Application-Based Multitenancy
Multitenancy is an identity and access management architecture to support sharing the underlying resources of an application between multiple groups of users, or tenants. Conversely, in a single-tenant architecture each tenant is assigned to a separate instance of the application running on distinct infrastructure. Although tenants share the same infrastructure in multitenancy, their data is completely separated and never shared between tenants.
Multitenancy is a very common model that is often used in SaaS products and by cloud vendors themselves, including AWS. Multitenancy is also complementary to a zero trust architecture, where a more granular access control model is required. Consider a single consumer of your API: it is likely the consumer will have multiple services of its own consuming multiple API resources. In this scenario, a secure, zero trust approach would be to isolate usage of the API to consuming services, granting only the minimum permissions needed by that individual service to perform its requests of the API.

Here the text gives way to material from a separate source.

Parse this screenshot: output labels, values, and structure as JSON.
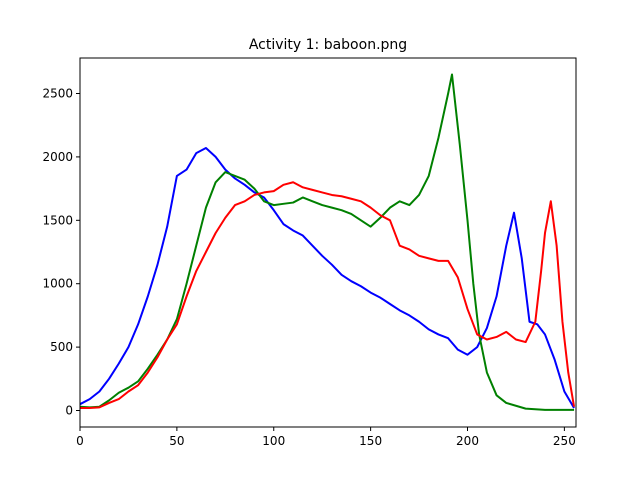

Application-based multitenancy is a technique that will allow your application’s access control to scale, regardless of whether you start with a single user or multiple tenants. Each tenant of your application is assigned at least one application client and a set of scopes that determine the resources the app client can access. If you never scale beyond a single user, adopting this architecture will still serve you well. Take a look at the Cognito documentation for more information about implementing app client–based multitenancy.
Cognito and API Gateway
Cognito authorizers provide a fully managed access control integration with API Gateway, as illustrated in Figure 4-5. API consumers exchange their credentials (a client ID and secret) for access tokens via a Cognito endpoint. These access tokens are then included with API requests and validated via the Cognito authorizer.
Figure 4-5. API Gateway Cognito authorizer
Additionally, an API endpoint can be assigned a scope. When authorizing a request to the endpoint, the Cognito authorizer will verify the endpoint’s scope is included in the client’s list of permitted scopes.